- Category: Volume 88 (Fall 2016 - Spring 2017)
- Published: 14 September 2016
- Written by NICOLE INGRAFFIA | CONTRIBUTING WRITER
With my passport in one hand and my GoPro in the other, I walked on the plane with the mindset that four months abroad would be the best time of my 20-year-old life. I had never been out of the country before, so why not begin with being 10,000 miles away from my comfort zone? After years of dreaming, months of packing, and weeks stressing, I finally embarked on my journey across the world to Sydney, Australia with my best friend by my side.
First impressions are crucial, and to be frank, my first impression of Sydney was awful. Not because of the scenery or the culture, but because adjusting to living in a new country and the fourteen-hour time difference was a form of torture that I never knew existed. Homesickness formed like a cloud over my head and rained on me everywhere I went. To say I felt like an outcast was an understatement. While everyone went out to explore our new home, I was on the phone with my mom making arrangements to go back to my home. My family supported my feelings and said I could back, but coaxed me to give it a “real” try. Meanwhile, I had already decided that I was heading back to America as soon as humanly possible.
I contacted Educational Opportunity Fund (EOF) Director Colleen Johnson, who is also my advisor, rationalizing on why I wanted—needed— to come back so badly. She told me, “You are in Australia – learning a new culture, seeing new sights, growing as a person. Think about it and be thankful.” She was the one person who was stern with me and really pushed me to stay. Looking back, I didn’t know how badly I needed that push.
I gradually brushed myself off and became more comfortable in my environment a little more as the days went on. My first day of class, the “tutor” (or as Americans say, “professor”) instructed each student to say their name and a fact about themselves. “My name is Nicole,” I said aloud, “and I’m an exchange student from America.”
In a matter of seconds every set of eyes in the class were focused on me. Then, in the midst of silence the girl aside me announced, “That is SO cool!” In that moment, I realized that I needed to take this opportunity by the horns and embrace the journey.
I have been here almost two months now and it is apparent that I have grown as an individual already. When I look back to the beginning of my trip, I cringe at the mental picture of me crying all alone in my room. Since then, I’ve seen the Sydney Opera House, explored Manly and Bondi Beach, hiked up the Blue Mountains, hopped around with wild kangaroos, and I even got a job. I am really looking forward to next week’s trip to the Gold Coast where I plan to snorkel the Great Barrier Reef and relax on Surfers Paradise beach. When I asked Raquel Rudofsky, a junior health studies student, what her favorite experience in Australia has been, she laughed and answered, “Definitely running around with the kangaroos. It was literally a huge field and they don’t mind being touched.”

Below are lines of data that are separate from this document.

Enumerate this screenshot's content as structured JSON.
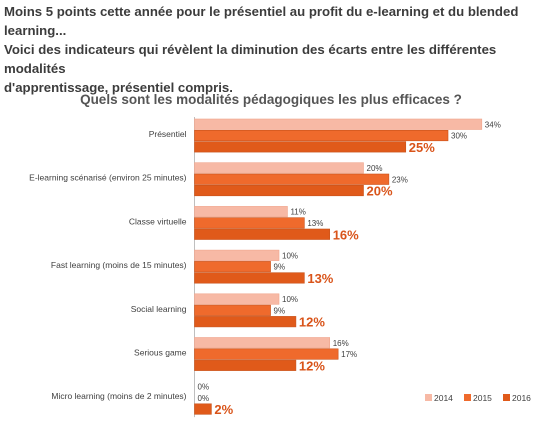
{
  "intro": {
    "line1": "Moins 5 points cette année pour le présentiel au profit du e-learning et du blended learning...",
    "line2": "Voici des indicateurs qui révèlent la diminution des écarts entre les différentes modalités",
    "line3": "d'apprentissage, présentiel compris."
  },
  "chart_data": {
    "type": "bar",
    "orientation": "horizontal",
    "title": "Quels sont les modalités pédagogiques les plus efficaces ?",
    "categories": [
      "Présentiel",
      "E-learning scénarisé (environ 25 minutes)",
      "Classe virtuelle",
      "Fast learning (moins de 15 minutes)",
      "Social learning",
      "Serious game",
      "Micro learning (moins de 2 minutes)"
    ],
    "series": [
      {
        "name": "2014",
        "color": "#f7b9a5",
        "values": [
          34,
          20,
          11,
          10,
          10,
          16,
          0
        ],
        "labels": [
          "34%",
          "20%",
          "11%",
          "10%",
          "10%",
          "16%",
          "0%"
        ]
      },
      {
        "name": "2015",
        "color": "#ef6a2c",
        "values": [
          30,
          23,
          13,
          9,
          9,
          17,
          0
        ],
        "labels": [
          "30%",
          "23%",
          "13%",
          "9%",
          "9%",
          "17%",
          "0%"
        ]
      },
      {
        "name": "2016",
        "color": "#e05a1a",
        "values": [
          25,
          20,
          16,
          13,
          12,
          12,
          2
        ],
        "labels": [
          "25%",
          "20%",
          "16%",
          "13%",
          "12%",
          "12%",
          "2%"
        ]
      }
    ],
    "label_color_2016": "#d9541a",
    "legend_position": "bottom-right",
    "grid": false
  }
}
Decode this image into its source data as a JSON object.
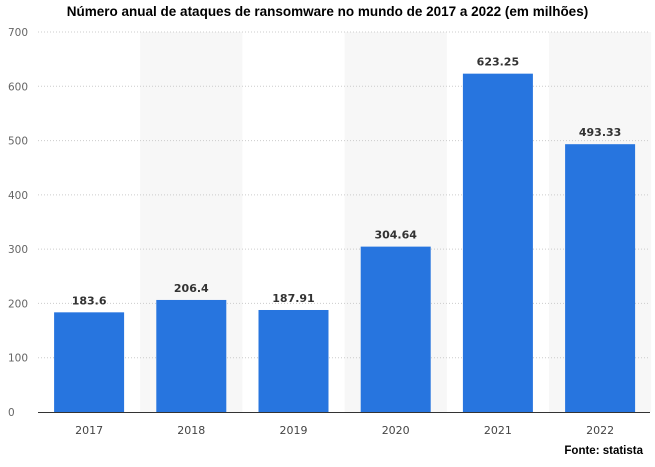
{
  "chart_data": {
    "type": "bar",
    "title": "Número anual de ataques de ransomware no mundo de 2017 a 2022 (em milhões)",
    "categories": [
      "2017",
      "2018",
      "2019",
      "2020",
      "2021",
      "2022"
    ],
    "values": [
      183.6,
      206.4,
      187.91,
      304.64,
      623.25,
      493.33
    ],
    "value_labels": [
      "183.6",
      "206.4",
      "187.91",
      "304.64",
      "623.25",
      "493.33"
    ],
    "yticks": [
      "0",
      "100",
      "200",
      "300",
      "400",
      "500",
      "600",
      "700"
    ],
    "ylim": [
      0,
      700
    ],
    "xlabel": "",
    "ylabel": "",
    "grid": true,
    "bar_color": "#2775DF",
    "source": "Fonte: statista"
  }
}
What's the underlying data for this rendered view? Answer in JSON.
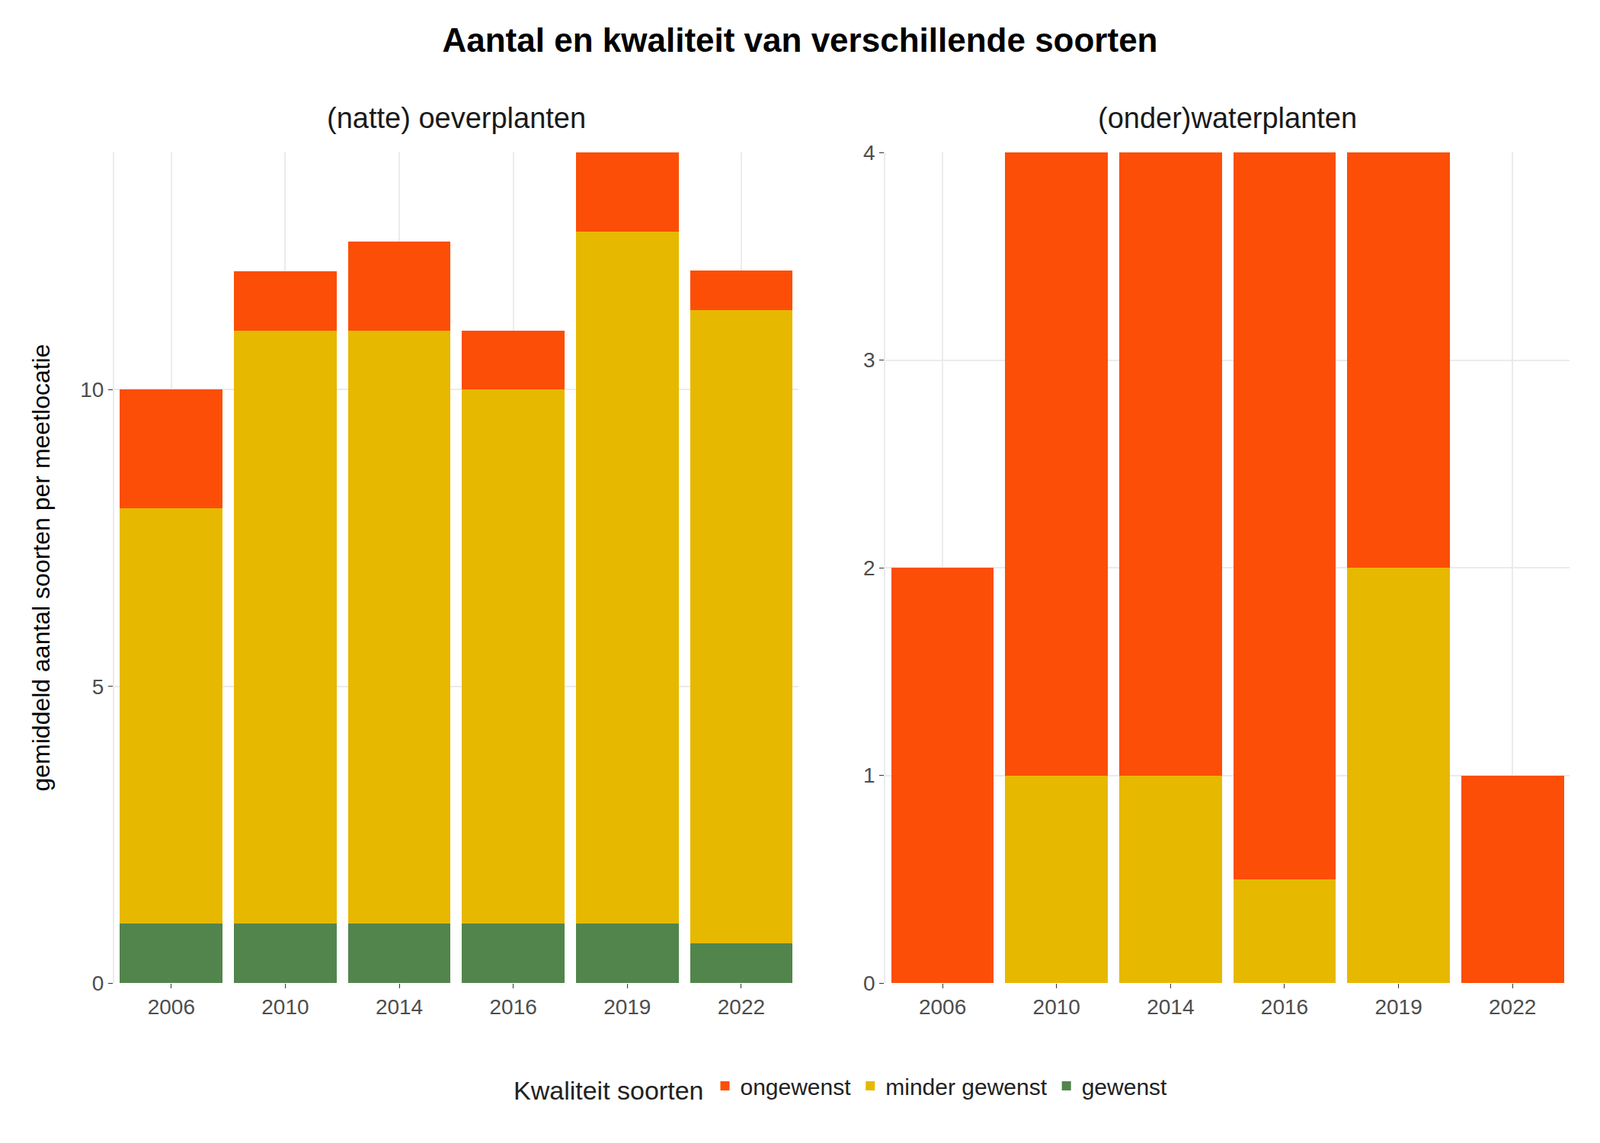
{
  "title": "Aantal en kwaliteit van verschillende soorten",
  "y_label": "gemiddeld aantal soorten per meetlocatie",
  "legend_title": "Kwaliteit soorten",
  "chart_data": [
    {
      "type": "bar",
      "subtitle": "(natte) oeverplanten",
      "stacked": true,
      "grid": true,
      "legend": "bottom",
      "categories": [
        "2006",
        "2010",
        "2014",
        "2016",
        "2019",
        "2022"
      ],
      "series": [
        {
          "name": "ongewenst",
          "color": "#FC4E07",
          "values": [
            2,
            1,
            1.5,
            1,
            1.33,
            0.67
          ]
        },
        {
          "name": "minder gewenst",
          "color": "#E7B800",
          "values": [
            7,
            10,
            10,
            9,
            11.67,
            10.67
          ]
        },
        {
          "name": "gewenst",
          "color": "#52854C",
          "values": [
            1,
            1,
            1,
            1,
            1,
            0.67
          ]
        }
      ],
      "ylim": [
        0,
        14
      ],
      "yticks": [
        0,
        5,
        10
      ]
    },
    {
      "type": "bar",
      "subtitle": "(onder)waterplanten",
      "stacked": true,
      "grid": true,
      "legend": "bottom",
      "categories": [
        "2006",
        "2010",
        "2014",
        "2016",
        "2019",
        "2022"
      ],
      "series": [
        {
          "name": "ongewenst",
          "color": "#FC4E07",
          "values": [
            2,
            3,
            3,
            3.5,
            2,
            1
          ]
        },
        {
          "name": "minder gewenst",
          "color": "#E7B800",
          "values": [
            0,
            1,
            1,
            0.5,
            2,
            0
          ]
        },
        {
          "name": "gewenst",
          "color": "#52854C",
          "values": [
            0,
            0,
            0,
            0,
            0,
            0
          ]
        }
      ],
      "ylim": [
        0,
        4
      ],
      "yticks": [
        0,
        1,
        2,
        3,
        4
      ]
    }
  ]
}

Being an American living in Australia can be confusing at times, but I found that Australians are surprisingly similar to us; however, if you want to know the main difference between Americans and Australians, Cooper Donaldson, a born and raised Aussie and a senior business student, has the best answer.
Trying not to laugh, he explained, “Americans are bloody loud.”
Thus far, I learned that traveling abroad isn’t as perfect as it looks on Instagram, and there is nothing wrong with that. Social media plays a huge role in what defines success and happiness, and a majority of those ideals are traveling the world and getting lost in adventures.I got trapped in those ideals. If you’re going to travel, do it to learn things about yourself. I thought I was coming here to amp up my Instagram page and Facebook timeline, but what I found was that it’s not easy to turn your weaknesses into strengths, but it’s doable.
My struggle is a part of my story and more importantly, it is now an admirable part of who I am.
It is odd to think that what separates me from coming home is another just two months, so excuse me while I finish crossing off my bucket list!